What should I do if my toddler has a seizure from a high fever?
Fevers can often cause febrile seizures in infants and kids. They’re most typical in children between the ages of 6 months and 5 years.
A child having this type of seizure might roll his eyes, drool, or vomit. His limbs may end up being stiff and his body might jerk or jerk. Most of the times, the seizures are harmless, however that does not make it any less frightening if your child’s having one.
Why does my toddler’s fever keep coming back?
Fever-reducing medications bring down body temperature momentarily. They don’t affect the bug that’s producing the infection, so your child may run a fever until his body is clear of the infection. This can take a minimum of two or 3 days.
Some infections, such as influenza (the flu), can last from five to 7 days. If your child has actually been treated with antibiotics to combat a bacterial infection, it may take 48 hours for his temperature to fall.

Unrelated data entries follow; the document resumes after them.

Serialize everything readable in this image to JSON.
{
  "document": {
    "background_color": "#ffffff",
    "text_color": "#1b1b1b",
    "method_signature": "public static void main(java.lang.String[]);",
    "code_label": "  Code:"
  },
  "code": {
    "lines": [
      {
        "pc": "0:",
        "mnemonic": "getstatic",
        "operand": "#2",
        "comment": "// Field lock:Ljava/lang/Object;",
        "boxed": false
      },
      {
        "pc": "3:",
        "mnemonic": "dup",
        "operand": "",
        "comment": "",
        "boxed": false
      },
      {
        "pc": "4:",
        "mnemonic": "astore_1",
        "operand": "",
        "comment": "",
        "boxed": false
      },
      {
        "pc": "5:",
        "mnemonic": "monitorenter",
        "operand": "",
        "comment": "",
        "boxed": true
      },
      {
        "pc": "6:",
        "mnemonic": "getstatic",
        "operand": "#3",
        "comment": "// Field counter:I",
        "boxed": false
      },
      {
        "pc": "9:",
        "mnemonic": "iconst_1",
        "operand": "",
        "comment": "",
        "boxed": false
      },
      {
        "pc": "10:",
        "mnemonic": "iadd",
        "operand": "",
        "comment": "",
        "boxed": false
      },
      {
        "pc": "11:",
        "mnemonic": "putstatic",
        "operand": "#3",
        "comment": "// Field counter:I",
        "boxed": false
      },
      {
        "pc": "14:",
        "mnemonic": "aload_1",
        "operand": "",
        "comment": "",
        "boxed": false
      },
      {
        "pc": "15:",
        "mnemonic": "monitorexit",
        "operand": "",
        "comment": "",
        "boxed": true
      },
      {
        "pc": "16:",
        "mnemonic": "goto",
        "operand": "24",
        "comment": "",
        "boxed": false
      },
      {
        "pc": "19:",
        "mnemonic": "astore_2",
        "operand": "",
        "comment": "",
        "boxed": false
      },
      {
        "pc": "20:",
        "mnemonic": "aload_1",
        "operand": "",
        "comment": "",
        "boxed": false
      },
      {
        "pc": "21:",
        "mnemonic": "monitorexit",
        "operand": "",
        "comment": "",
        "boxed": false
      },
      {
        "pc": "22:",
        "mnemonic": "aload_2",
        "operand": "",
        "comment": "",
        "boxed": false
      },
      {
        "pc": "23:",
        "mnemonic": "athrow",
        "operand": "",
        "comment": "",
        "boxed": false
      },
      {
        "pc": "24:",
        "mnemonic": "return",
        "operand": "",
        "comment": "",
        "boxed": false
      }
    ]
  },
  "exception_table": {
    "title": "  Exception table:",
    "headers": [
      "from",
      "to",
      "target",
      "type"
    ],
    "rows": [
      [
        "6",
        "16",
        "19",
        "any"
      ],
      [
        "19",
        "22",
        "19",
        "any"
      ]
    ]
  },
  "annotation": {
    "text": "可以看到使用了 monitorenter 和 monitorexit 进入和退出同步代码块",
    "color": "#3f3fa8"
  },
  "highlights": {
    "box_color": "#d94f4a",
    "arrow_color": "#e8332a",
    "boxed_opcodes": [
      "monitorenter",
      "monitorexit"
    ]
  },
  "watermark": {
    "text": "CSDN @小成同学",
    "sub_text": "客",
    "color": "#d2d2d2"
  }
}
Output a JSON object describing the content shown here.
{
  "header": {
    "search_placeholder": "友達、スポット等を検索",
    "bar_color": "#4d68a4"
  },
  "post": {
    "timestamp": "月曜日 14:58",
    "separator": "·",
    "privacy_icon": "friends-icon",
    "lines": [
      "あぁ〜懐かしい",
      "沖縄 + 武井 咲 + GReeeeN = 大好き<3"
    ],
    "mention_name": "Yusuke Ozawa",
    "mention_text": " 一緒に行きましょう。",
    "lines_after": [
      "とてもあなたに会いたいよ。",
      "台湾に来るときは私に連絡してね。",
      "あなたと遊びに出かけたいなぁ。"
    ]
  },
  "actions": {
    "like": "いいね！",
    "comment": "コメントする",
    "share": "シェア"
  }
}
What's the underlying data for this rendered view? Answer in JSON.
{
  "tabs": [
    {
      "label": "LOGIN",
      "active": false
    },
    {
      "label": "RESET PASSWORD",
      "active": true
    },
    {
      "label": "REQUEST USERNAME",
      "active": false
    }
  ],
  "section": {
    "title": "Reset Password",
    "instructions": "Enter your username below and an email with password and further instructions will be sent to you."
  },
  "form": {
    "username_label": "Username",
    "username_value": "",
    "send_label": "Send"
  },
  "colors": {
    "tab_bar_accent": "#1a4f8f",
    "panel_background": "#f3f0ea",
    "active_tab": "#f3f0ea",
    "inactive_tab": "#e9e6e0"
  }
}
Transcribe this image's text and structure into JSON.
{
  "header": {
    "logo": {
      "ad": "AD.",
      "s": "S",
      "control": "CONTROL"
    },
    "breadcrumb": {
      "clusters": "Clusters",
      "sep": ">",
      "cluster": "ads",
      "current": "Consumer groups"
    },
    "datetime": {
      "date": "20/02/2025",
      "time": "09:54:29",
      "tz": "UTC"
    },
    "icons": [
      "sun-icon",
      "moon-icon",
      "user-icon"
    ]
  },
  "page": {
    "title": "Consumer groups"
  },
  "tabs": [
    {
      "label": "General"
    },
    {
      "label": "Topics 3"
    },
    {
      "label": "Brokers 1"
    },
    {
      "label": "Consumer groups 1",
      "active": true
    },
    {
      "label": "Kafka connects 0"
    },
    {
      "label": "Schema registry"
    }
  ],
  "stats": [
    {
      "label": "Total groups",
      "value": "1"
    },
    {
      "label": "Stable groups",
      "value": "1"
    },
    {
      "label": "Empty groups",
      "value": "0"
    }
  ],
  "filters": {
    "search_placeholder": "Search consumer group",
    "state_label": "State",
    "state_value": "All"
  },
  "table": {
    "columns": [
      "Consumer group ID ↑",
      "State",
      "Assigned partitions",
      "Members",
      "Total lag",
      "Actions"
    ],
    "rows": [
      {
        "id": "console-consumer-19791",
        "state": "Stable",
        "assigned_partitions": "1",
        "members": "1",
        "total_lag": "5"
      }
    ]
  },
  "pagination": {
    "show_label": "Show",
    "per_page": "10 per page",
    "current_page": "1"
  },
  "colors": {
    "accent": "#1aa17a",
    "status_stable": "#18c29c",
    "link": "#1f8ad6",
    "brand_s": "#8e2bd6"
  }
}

My toddler has a fever and no other symptoms. What’s wrong?
When a child has a fever that isn’t really accompanied by a runny nose, a cough, vomiting, or diarrhea, figuring out what’s incorrect can be difficult.
There are lots of viral infections that can cause a fever without any other symptoms. Some, such as roseola, cause three days of extremely high fever followed by a light pink rash on the trunk.
More serious infections, such as meningitis, urinary tract infections, or bacteremia (bacteria in the bloodstream), might also trigger a high fever without any other particular symptoms. If your child has a consistent (longer than 24 hours) fever of 102.2 degrees F (39 degrees C) or greater, call the doctor, whether or not he has other symptoms.